Neste domingo (9), mais de 4,8 milhões de candidatos se preparam para participar do Exame Nacional do Ensino Médio (Enem) 2025. É essencial que todos fiquem atentos às regras e horários estabelecidos para a realização das provas, que ocorrerão em duas datas: 9 e 16 de novembro.
Nas cidades paraenses de Belém, Ananindeua e Marituba, as provas foram remarcadas para os dias 30 de novembro e 7 de dezembro, devido a questões logísticas locais.
Os portões dos locais de prova abrirão ao meio-dia e serão fechados rigorosamente às 13h. Após esse horário, nenhum candidato poderá entrar. As provas terão início pontualmente às 13h30 (horário de Brasília).
Nos estados com fuso horário diferente, o exame começará em horários ajustados:
- Amazonas, Roraima, Rondônia, Mato Grosso e Mato Grosso do Sul: início às 12h30 (horário local);
- Acre: início às 11h30, duas horas antes do horário oficial de Brasília.
A estrutura das provas será dividida em dois dias:
- 📘 Primeiro dia (9 de novembro) – 90 questões objetivas nas áreas de Linguagens (incluindo 40 de Língua Portuguesa e 5 de Língua Estrangeira – inglês ou espanhol), Ciências Humanas e a redação.

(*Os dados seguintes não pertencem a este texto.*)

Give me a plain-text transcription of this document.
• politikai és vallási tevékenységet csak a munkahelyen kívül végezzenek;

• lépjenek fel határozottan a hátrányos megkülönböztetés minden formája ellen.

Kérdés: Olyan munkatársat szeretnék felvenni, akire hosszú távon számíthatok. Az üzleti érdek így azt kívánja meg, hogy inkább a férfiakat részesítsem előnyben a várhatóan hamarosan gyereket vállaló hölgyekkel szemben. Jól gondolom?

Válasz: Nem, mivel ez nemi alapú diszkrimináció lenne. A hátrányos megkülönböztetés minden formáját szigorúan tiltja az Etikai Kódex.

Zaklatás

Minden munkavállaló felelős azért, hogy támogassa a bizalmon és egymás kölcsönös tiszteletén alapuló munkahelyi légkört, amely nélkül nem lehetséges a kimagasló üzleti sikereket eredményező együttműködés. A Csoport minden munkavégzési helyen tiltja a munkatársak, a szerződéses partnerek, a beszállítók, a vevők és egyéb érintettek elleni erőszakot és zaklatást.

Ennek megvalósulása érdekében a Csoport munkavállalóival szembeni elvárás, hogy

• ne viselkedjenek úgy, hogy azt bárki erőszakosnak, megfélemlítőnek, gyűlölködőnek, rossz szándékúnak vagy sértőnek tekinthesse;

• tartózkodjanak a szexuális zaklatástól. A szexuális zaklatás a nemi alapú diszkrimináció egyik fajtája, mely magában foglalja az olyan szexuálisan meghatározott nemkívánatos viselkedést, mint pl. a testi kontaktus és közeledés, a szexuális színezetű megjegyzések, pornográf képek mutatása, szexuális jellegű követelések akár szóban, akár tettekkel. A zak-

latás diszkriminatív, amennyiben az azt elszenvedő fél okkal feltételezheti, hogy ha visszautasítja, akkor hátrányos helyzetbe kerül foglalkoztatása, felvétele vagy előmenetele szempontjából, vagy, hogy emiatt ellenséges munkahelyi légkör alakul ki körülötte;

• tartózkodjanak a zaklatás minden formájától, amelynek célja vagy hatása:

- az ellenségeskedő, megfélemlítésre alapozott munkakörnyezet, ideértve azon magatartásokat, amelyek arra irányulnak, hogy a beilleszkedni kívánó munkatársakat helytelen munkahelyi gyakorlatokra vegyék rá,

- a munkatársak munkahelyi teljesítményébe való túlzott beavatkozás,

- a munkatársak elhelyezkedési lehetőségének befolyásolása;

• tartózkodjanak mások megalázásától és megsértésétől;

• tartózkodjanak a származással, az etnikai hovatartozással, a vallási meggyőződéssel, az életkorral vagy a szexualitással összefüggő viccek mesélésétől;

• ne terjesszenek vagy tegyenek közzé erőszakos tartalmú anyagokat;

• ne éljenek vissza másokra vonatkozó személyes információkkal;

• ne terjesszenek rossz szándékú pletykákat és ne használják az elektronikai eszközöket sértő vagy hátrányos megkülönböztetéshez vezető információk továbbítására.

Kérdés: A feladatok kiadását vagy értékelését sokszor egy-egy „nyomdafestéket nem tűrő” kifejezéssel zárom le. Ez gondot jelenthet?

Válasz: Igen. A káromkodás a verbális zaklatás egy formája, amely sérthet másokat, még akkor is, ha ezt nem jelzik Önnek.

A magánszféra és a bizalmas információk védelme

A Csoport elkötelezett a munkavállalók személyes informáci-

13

O tempo total será de 5 horas e 30 minutos, com término previsto para as 19h.
- 📗 Segundo dia (16 de novembro) – mais 90 questões sobre Matemática e Ciências da Natureza, com duração de 5 horas e encerramento às 18h30.
A saída das salas será permitida apenas a partir das 15h30. Contudo, o caderno de questões só poderá ser levado pelos candidatos nos últimos 30 minutos de prova — após as 18h30 no primeiro dia e 18h no segundo.
Possíveis temas da redação do Enem 2025
Professores de duas instituições de ensino, localizadas em São Paulo e no Rio de Janeiro, apontaram os possíveis temas para a redação do Enem 2025.
“As provas recentes mostram que o Enem privilegia temas sociais ligados à cidadania, aos direitos humanos e à valorização da diversidade. Assuntos contemporâneos, como o impacto das tecnologias e os desafios da saúde mental, também podem ser abordados, pois reforçam o interesse em estimular o pensamento crítico”, explicou a coordenadora pedagógica do Ensino Médio do Colégio Espírito Santo, Cristiane Imperador.
Confira:
- 🧱 Desafios no acesso à moradia digna: O Brasil enfrenta um déficit habitacional de cerca de 5,9 milhões de domicílios em 2025, segundo a Fundação João Pinheiro. Apesar de uma leve melhora desde 2022, há aumento na população em situação de rua, segundo a UFMG, o que reforça a necessidade de políticas públicas de habitação e urbanização inclusiva.
- 🤖 Ética no uso da inteligência artificial: A IA tem papel crescente em decisões que impactam a vida humana. O debate envolve preconceitos algorítmicos, transparência e responsabilidade ética no uso dessas tecnologias.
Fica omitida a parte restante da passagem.